Predictive Oncology Risk Indicators
The analysis of Predictive Oncology's basic risk indicators is one of the essential steps in accurately forecasting its future price. The process involves identifying the amount of risk involved in Predictive Oncology's investment and either accepting that risk or mitigating it. Along with some essential techniques for forecasting predictive stock prices, we also provide a set of basic risk indicators that can assist in the individual investment decision or help in hedging the risk of your existing portfolios.
Mean Deviation | 4.01 | |||
Standard Deviation | 5.68 | |||
Variance | 32.22 |
Please note, the risk measures we provide can be used independently or collectively to perform a risk assessment. When comparing two potential investments, we recommend comparing similar equities with homogenous growth potential and valuation from related markets to determine which investment holds the most risk.
Currently Active Assets on Macroaxis
When determining whether Predictive Oncology offers a strong return on investment in its stock, a comprehensive analysis is essential. The process typically begins with a thorough review of Predictive Oncology's financial statements, including income statements, balance sheets, and cash flow statements, to assess its financial health. Key financial ratios are used to gauge profitability, efficiency, and growth potential of Predictive Oncology Stock. Outlined below are crucial reports that will aid in making a well-informed decision on Predictive Oncology Stock:Check out Historical Fundamental Analysis of Predictive Oncology to cross-verify your projections. For more detail on how to invest in Predictive Stock please use our How to Invest in Predictive Oncology guide.You can also try the Correlation Analysis module to reduce portfolio risk simply by holding instruments which are not perfectly correlated.
Is Health Care Equipment & Supplies space expected to grow? Or is there an opportunity to expand the business' product line in the future? Factors like these will boost the valuation of Predictive Oncology. If investors know Predictive will grow in the future, the company's valuation will be higher. The financial industry is built on trying to define current growth potential and future valuation accurately. All the valuation information about Predictive Oncology listed above have to be considered, but the key to understanding future value is determining which factors weigh more heavily than others.
Earnings Share (2.96) | Revenue Per Share 0.416 | Quarterly Revenue Growth (0.43) | Return On Assets (0.56) | Return On Equity (1.49) |
The market value of Predictive Oncology is measured differently than its book value, which is the value of Predictive that is recorded on the company's balance sheet. Investors also form their own opinion of Predictive Oncology's value that differs from its market value or its book value, called intrinsic value, which is Predictive Oncology's true underlying value. Investors use various methods to calculate intrinsic value and buy a stock when its market value falls below its intrinsic value. Because Predictive Oncology's market value can be influenced by many factors that don't directly affect Predictive Oncology's underlying business (such as a pandemic or basic market pessimism), market value can vary widely from intrinsic value.

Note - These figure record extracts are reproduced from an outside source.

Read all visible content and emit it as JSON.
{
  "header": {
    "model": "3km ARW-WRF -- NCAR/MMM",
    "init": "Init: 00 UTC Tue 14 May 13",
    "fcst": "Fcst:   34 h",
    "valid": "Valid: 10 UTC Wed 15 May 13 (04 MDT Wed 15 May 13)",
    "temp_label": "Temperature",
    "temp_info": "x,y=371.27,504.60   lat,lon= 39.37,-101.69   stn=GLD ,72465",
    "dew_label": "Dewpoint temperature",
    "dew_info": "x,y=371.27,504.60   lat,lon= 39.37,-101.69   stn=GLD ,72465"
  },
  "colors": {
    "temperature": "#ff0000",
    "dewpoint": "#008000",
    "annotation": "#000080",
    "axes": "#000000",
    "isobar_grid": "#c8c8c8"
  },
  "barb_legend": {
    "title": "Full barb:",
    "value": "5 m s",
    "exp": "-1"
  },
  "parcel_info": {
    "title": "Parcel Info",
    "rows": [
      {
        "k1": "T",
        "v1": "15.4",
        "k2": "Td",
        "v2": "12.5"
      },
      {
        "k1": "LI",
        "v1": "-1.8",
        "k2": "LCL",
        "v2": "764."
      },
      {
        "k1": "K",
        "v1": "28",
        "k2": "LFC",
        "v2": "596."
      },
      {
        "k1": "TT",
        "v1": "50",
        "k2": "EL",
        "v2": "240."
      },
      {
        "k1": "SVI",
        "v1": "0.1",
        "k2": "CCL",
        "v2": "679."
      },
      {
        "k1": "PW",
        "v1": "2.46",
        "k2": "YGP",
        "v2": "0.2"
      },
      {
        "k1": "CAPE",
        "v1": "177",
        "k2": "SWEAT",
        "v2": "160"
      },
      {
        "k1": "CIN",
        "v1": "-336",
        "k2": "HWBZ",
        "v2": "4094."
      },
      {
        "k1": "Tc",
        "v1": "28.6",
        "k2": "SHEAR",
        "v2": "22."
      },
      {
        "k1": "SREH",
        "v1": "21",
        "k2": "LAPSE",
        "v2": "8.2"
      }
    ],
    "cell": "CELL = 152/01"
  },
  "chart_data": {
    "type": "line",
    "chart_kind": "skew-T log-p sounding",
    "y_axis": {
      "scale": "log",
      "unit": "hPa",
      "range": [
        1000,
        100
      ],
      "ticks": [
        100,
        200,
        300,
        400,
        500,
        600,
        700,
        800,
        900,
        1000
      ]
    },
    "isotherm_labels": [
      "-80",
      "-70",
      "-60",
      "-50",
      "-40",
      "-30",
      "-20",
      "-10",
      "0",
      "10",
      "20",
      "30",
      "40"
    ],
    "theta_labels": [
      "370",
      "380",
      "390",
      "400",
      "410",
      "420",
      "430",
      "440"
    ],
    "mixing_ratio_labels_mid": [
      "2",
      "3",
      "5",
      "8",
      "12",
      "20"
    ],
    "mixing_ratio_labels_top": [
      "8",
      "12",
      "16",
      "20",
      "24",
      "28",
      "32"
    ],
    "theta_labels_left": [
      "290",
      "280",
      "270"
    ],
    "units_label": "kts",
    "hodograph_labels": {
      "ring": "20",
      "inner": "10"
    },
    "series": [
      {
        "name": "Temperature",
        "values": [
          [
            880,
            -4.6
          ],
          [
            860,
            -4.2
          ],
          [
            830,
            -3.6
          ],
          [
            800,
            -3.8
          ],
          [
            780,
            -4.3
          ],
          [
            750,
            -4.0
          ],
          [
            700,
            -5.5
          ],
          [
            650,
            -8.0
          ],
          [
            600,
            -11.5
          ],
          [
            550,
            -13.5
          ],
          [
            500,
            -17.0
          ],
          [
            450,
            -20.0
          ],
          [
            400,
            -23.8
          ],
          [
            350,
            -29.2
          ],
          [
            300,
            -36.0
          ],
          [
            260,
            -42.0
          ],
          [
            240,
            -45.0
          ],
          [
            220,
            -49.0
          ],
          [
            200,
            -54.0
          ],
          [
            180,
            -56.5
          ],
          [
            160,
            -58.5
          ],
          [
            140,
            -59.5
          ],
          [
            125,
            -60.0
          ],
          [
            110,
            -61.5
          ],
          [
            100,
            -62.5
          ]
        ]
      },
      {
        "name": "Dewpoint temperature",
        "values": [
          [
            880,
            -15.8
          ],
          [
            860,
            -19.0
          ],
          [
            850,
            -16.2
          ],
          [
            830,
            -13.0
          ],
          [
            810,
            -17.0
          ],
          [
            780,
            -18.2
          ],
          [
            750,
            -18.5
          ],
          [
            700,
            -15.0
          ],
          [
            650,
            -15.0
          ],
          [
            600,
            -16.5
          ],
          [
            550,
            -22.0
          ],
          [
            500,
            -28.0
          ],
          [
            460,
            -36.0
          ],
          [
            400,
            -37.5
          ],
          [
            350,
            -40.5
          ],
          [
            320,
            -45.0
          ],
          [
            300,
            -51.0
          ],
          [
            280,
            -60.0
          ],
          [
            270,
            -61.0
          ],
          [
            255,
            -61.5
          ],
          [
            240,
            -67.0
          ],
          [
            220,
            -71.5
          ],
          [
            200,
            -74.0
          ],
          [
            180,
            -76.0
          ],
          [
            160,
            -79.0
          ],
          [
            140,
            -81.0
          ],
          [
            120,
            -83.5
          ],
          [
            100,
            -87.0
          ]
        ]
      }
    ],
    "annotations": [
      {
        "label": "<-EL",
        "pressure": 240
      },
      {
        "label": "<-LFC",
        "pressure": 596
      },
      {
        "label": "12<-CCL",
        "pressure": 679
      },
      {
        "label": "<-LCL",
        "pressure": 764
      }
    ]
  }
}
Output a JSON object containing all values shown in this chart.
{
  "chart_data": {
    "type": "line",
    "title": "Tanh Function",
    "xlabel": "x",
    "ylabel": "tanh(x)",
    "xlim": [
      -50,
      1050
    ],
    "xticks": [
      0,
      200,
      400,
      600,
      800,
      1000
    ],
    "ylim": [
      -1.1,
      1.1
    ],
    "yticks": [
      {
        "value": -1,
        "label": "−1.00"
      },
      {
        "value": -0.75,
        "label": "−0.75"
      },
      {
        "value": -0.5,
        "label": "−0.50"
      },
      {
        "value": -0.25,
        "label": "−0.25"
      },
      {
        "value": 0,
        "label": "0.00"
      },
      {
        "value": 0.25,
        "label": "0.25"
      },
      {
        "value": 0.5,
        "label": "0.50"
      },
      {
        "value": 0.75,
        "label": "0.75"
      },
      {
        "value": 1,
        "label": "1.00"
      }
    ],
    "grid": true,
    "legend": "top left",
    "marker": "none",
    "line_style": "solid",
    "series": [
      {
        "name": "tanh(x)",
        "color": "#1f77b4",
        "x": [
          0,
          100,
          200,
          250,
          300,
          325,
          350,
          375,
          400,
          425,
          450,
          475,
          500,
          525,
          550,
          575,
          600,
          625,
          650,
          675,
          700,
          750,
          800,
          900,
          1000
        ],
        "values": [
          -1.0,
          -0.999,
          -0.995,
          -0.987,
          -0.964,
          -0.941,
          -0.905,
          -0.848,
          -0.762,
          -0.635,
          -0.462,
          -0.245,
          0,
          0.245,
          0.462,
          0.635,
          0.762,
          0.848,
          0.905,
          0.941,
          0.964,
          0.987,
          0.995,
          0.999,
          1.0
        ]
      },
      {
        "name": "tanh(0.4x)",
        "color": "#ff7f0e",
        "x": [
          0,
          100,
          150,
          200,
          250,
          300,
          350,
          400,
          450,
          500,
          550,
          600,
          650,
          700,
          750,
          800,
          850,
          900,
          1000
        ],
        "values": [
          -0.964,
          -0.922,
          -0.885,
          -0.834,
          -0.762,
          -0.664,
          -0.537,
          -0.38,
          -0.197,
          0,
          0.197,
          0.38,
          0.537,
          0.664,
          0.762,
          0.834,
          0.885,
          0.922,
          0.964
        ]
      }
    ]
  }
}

Please note, there is a significant difference between Predictive Oncology's value and its price as these two are different measures arrived at by different means. Investors typically determine if Predictive Oncology is a good investment by looking at such factors as earnings, sales, fundamental and technical indicators, competition as well as analyst projections. However, Predictive Oncology's price is the amount at which it trades on the open market and represents the number that a seller and buyer find agreeable to each party.